According to Bryant, the software-driven workshop analyzes the dealer's financial strengths and weaknesses, and provides strategies for improving the business. The program is designed to help dealers:
Dave Taylor, co-creator of the workshop program, said there are two main items contractors should get out of the workshop.
"They should learn how to price their services, whether it is pricing a job, pricing the parts, or pricing the labor rate," he said. "The second thing is knowing the efficiency of the labor, i.e., tracking unapplied time, tracking costs, etc."
Some of the first things contractors ask upon entering the workshops are: What is a cash flow statement? How do I departmentalize my business? How do I know if my service labor rate is correct? Is flat rate pricing for me? What is unapplied time and how do I track it?
Taylor said it is important that contractors know how to price their jobs. "I've been doing this for 20 years and if I ask 10 contractors how to price a job based on their overhead, six would price it wrong."
The workshops are arranged by local distributors who work with their dealers to fill up spaces in the program. Karl and Penny Skog, owners of Crosslake Sheet Metal, Crosslake, Minn., were two of approximately 25 to 30 people who recently attended the workshop in their region.
Karl Skog, whose successful 30-year-old company works in the residential new construction and service/retrofit markets, said he couldn't even "turn a dime" in the service department until he learned some valuable lessons from the workshop.
"We had heard a lot about Dave and wanted to attend his class," said Skog. "Our distributor, Auer Steel, brought in Dave and made him available for the contractors in our area."
Some of the key lessons that Skog took away from the workshop involved departmentalization and pricing.
"We have been a profitable business, but I intend to be a lot more profitable based on the tools for pricing that Dave teaches," Skog said. "He gave us a worksheet on which we listed our cost of equipment, overhead, and labor rate - and the percentage of profit we wanted to make.
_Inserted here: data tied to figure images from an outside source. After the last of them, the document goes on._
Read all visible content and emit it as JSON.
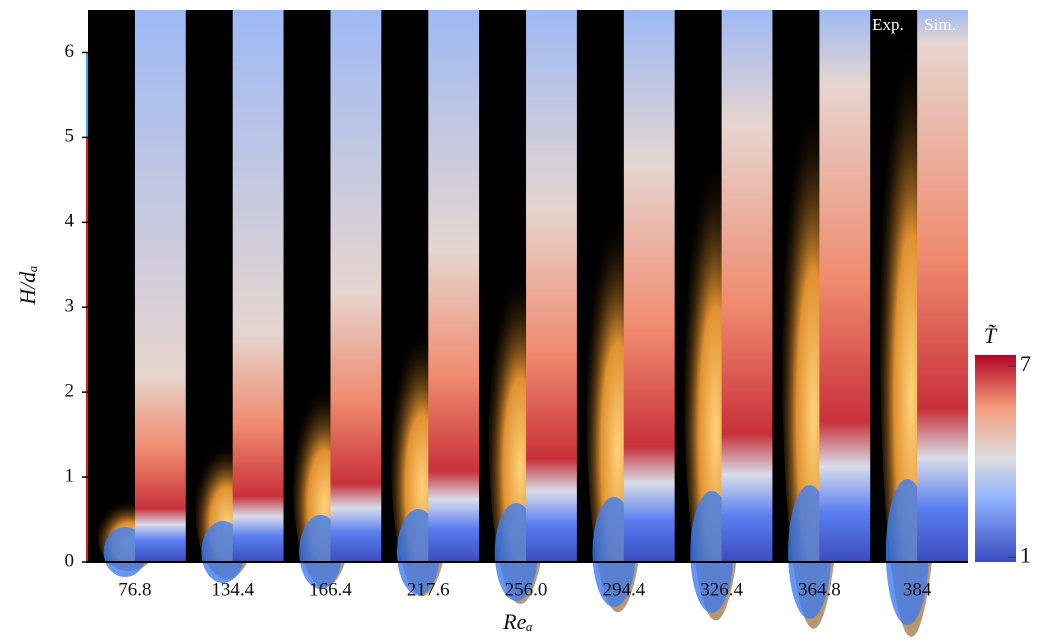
{
  "chart_data": {
    "type": "image-panels",
    "x_label": "Reₐ",
    "y_label": "H/dₐ",
    "categories": [
      "76.8",
      "134.4",
      "166.4",
      "217.6",
      "256.0",
      "294.4",
      "326.4",
      "364.8",
      "384"
    ],
    "ylim": [
      0,
      6.5
    ],
    "yticks": [
      0,
      1,
      2,
      3,
      4,
      5,
      6
    ],
    "panel_labels": [
      "Exp.",
      "Sim."
    ],
    "colorbar": {
      "label": "T̃",
      "clim": [
        0.85,
        7.35
      ],
      "ticks": [
        1,
        7
      ]
    }
  }
}
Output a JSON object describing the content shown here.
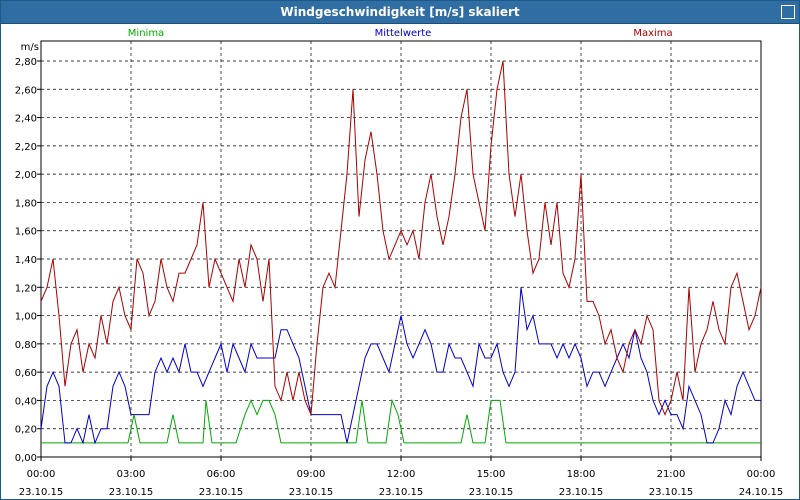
{
  "window": {
    "title": "Windgeschwindigkeit [m/s] skaliert"
  },
  "chart_data": {
    "type": "line",
    "title": "Windgeschwindigkeit [m/s] skaliert",
    "ylabel": "m/s",
    "xlabel": "",
    "ylim": [
      0,
      2.8
    ],
    "yticks": [
      0,
      0.2,
      0.4,
      0.6,
      0.8,
      1.0,
      1.2,
      1.4,
      1.6,
      1.8,
      2.0,
      2.2,
      2.4,
      2.6,
      2.8
    ],
    "ytick_labels": [
      "0,00",
      "0,20",
      "0,40",
      "0,60",
      "0,80",
      "1,00",
      "1,20",
      "1,40",
      "1,60",
      "1,80",
      "2,00",
      "2,20",
      "2,40",
      "2,60",
      "2,80"
    ],
    "xlim": [
      0,
      24
    ],
    "xticks": [
      0,
      3,
      6,
      9,
      12,
      15,
      18,
      21,
      24
    ],
    "xtick_times": [
      "00:00",
      "03:00",
      "06:00",
      "09:00",
      "12:00",
      "15:00",
      "18:00",
      "21:00",
      "00:00"
    ],
    "xtick_dates": [
      "23.10.15",
      "23.10.15",
      "23.10.15",
      "23.10.15",
      "23.10.15",
      "23.10.15",
      "23.10.15",
      "23.10.15",
      "24.10.15"
    ],
    "grid": true,
    "legend_position": "top",
    "series": [
      {
        "name": "Minima",
        "color": "#00aa00",
        "x": [
          0,
          2.9,
          3.1,
          3.3,
          4.2,
          4.4,
          4.6,
          5.4,
          5.5,
          5.7,
          6.5,
          6.8,
          7.0,
          7.2,
          7.4,
          7.6,
          7.8,
          8.0,
          10.5,
          10.7,
          10.9,
          11.5,
          11.7,
          11.9,
          12.1,
          12.3,
          14.0,
          14.2,
          14.4,
          14.8,
          15.0,
          15.3,
          15.5,
          24.0
        ],
        "values": [
          0.1,
          0.1,
          0.3,
          0.1,
          0.1,
          0.3,
          0.1,
          0.1,
          0.4,
          0.1,
          0.1,
          0.3,
          0.4,
          0.3,
          0.4,
          0.4,
          0.3,
          0.1,
          0.1,
          0.4,
          0.1,
          0.1,
          0.4,
          0.3,
          0.1,
          0.1,
          0.1,
          0.3,
          0.1,
          0.1,
          0.4,
          0.4,
          0.1,
          0.1
        ]
      },
      {
        "name": "Mittelwerte",
        "color": "#0000cc",
        "x": [
          0,
          0.2,
          0.4,
          0.6,
          0.8,
          1.0,
          1.2,
          1.4,
          1.6,
          1.8,
          2.0,
          2.2,
          2.4,
          2.6,
          2.8,
          3.0,
          3.2,
          3.4,
          3.6,
          3.8,
          4.0,
          4.2,
          4.4,
          4.6,
          4.8,
          5.0,
          5.2,
          5.4,
          5.6,
          5.8,
          6.0,
          6.2,
          6.4,
          6.6,
          6.8,
          7.0,
          7.2,
          7.4,
          7.6,
          7.8,
          8.0,
          8.2,
          8.4,
          8.6,
          8.8,
          9.0,
          9.2,
          9.4,
          9.6,
          9.8,
          10.0,
          10.2,
          10.4,
          10.6,
          10.8,
          11.0,
          11.2,
          11.4,
          11.6,
          11.8,
          12.0,
          12.2,
          12.4,
          12.6,
          12.8,
          13.0,
          13.2,
          13.4,
          13.6,
          13.8,
          14.0,
          14.2,
          14.4,
          14.6,
          14.8,
          15.0,
          15.2,
          15.4,
          15.6,
          15.8,
          16.0,
          16.2,
          16.4,
          16.6,
          16.8,
          17.0,
          17.2,
          17.4,
          17.6,
          17.8,
          18.0,
          18.2,
          18.4,
          18.6,
          18.8,
          19.0,
          19.2,
          19.4,
          19.6,
          19.8,
          20.0,
          20.2,
          20.4,
          20.6,
          20.8,
          21.0,
          21.2,
          21.4,
          21.6,
          21.8,
          22.0,
          22.2,
          22.4,
          22.6,
          22.8,
          23.0,
          23.2,
          23.4,
          23.6,
          23.8,
          24.0
        ],
        "values": [
          0.2,
          0.5,
          0.6,
          0.5,
          0.1,
          0.1,
          0.2,
          0.1,
          0.3,
          0.1,
          0.2,
          0.2,
          0.5,
          0.6,
          0.5,
          0.3,
          0.3,
          0.3,
          0.3,
          0.6,
          0.7,
          0.6,
          0.7,
          0.6,
          0.8,
          0.6,
          0.6,
          0.5,
          0.6,
          0.7,
          0.8,
          0.6,
          0.8,
          0.7,
          0.6,
          0.8,
          0.7,
          0.7,
          0.7,
          0.7,
          0.9,
          0.9,
          0.8,
          0.7,
          0.5,
          0.3,
          0.3,
          0.3,
          0.3,
          0.3,
          0.3,
          0.1,
          0.3,
          0.5,
          0.7,
          0.8,
          0.8,
          0.7,
          0.6,
          0.8,
          1.0,
          0.8,
          0.7,
          0.8,
          0.9,
          0.8,
          0.6,
          0.6,
          0.8,
          0.7,
          0.7,
          0.6,
          0.5,
          0.8,
          0.7,
          0.7,
          0.8,
          0.6,
          0.5,
          0.6,
          1.2,
          0.9,
          1.0,
          0.8,
          0.8,
          0.8,
          0.7,
          0.8,
          0.7,
          0.8,
          0.7,
          0.5,
          0.6,
          0.6,
          0.5,
          0.6,
          0.7,
          0.8,
          0.7,
          0.9,
          0.7,
          0.6,
          0.4,
          0.3,
          0.4,
          0.3,
          0.3,
          0.2,
          0.5,
          0.4,
          0.3,
          0.1,
          0.1,
          0.2,
          0.4,
          0.3,
          0.5,
          0.6,
          0.5,
          0.4,
          0.4
        ],
        "note": ""
      },
      {
        "name": "Maxima",
        "color": "#aa0000",
        "x": [
          0,
          0.2,
          0.4,
          0.6,
          0.8,
          1.0,
          1.2,
          1.4,
          1.6,
          1.8,
          2.0,
          2.2,
          2.4,
          2.6,
          2.8,
          3.0,
          3.2,
          3.4,
          3.6,
          3.8,
          4.0,
          4.2,
          4.4,
          4.6,
          4.8,
          5.0,
          5.2,
          5.4,
          5.6,
          5.8,
          6.0,
          6.2,
          6.4,
          6.6,
          6.8,
          7.0,
          7.2,
          7.4,
          7.6,
          7.8,
          8.0,
          8.2,
          8.4,
          8.6,
          8.8,
          9.0,
          9.2,
          9.4,
          9.6,
          9.8,
          10.0,
          10.2,
          10.4,
          10.6,
          10.8,
          11.0,
          11.2,
          11.4,
          11.6,
          11.8,
          12.0,
          12.2,
          12.4,
          12.6,
          12.8,
          13.0,
          13.2,
          13.4,
          13.6,
          13.8,
          14.0,
          14.2,
          14.4,
          14.6,
          14.8,
          15.0,
          15.2,
          15.4,
          15.6,
          15.8,
          16.0,
          16.2,
          16.4,
          16.6,
          16.8,
          17.0,
          17.2,
          17.4,
          17.6,
          17.8,
          18.0,
          18.2,
          18.4,
          18.6,
          18.8,
          19.0,
          19.2,
          19.4,
          19.6,
          19.8,
          20.0,
          20.2,
          20.4,
          20.6,
          20.8,
          21.0,
          21.2,
          21.4,
          21.6,
          21.8,
          22.0,
          22.2,
          22.4,
          22.6,
          22.8,
          23.0,
          23.2,
          23.4,
          23.6,
          23.8,
          24.0
        ],
        "values": [
          1.1,
          1.2,
          1.4,
          1.0,
          0.5,
          0.8,
          0.9,
          0.6,
          0.8,
          0.7,
          1.0,
          0.8,
          1.1,
          1.2,
          1.0,
          0.9,
          1.4,
          1.3,
          1.0,
          1.1,
          1.4,
          1.2,
          1.1,
          1.3,
          1.3,
          1.4,
          1.5,
          1.8,
          1.2,
          1.4,
          1.3,
          1.2,
          1.1,
          1.4,
          1.2,
          1.5,
          1.4,
          1.1,
          1.4,
          0.5,
          0.4,
          0.6,
          0.4,
          0.6,
          0.4,
          0.3,
          0.8,
          1.2,
          1.3,
          1.2,
          1.6,
          2.0,
          2.6,
          1.7,
          2.1,
          2.3,
          2.0,
          1.6,
          1.4,
          1.5,
          1.6,
          1.5,
          1.6,
          1.4,
          1.8,
          2.0,
          1.7,
          1.5,
          1.7,
          2.0,
          2.4,
          2.6,
          2.0,
          1.8,
          1.6,
          2.2,
          2.6,
          2.8,
          2.0,
          1.7,
          2.0,
          1.6,
          1.3,
          1.4,
          1.8,
          1.5,
          1.8,
          1.3,
          1.2,
          1.4,
          2.0,
          1.1,
          1.1,
          1.0,
          0.8,
          0.9,
          0.7,
          0.6,
          0.8,
          0.9,
          0.8,
          1.0,
          0.9,
          0.4,
          0.3,
          0.4,
          0.6,
          0.4,
          1.2,
          0.6,
          0.8,
          0.9,
          1.1,
          0.9,
          0.8,
          1.2,
          1.3,
          1.1,
          0.9,
          1.0,
          1.2
        ],
        "note": ""
      }
    ]
  }
}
He asked us how we would price a job based on that percentage.
"Out of the 25 or so people at the workshop, only two people got the right number. I was one of the two. Dave asked the other people how many number of jobs they could afford to give away before they went under."
Skog said the workshop was a real eye-opener. It taught him how to understand ratios, which explained the breakeven point of pricing and how to make a profit on parts, labor, etc.
"My wife took the ratios and ran them on all of our departments," Skog said. "This showed us that we're doing great in some departments and where we needed to improve in others."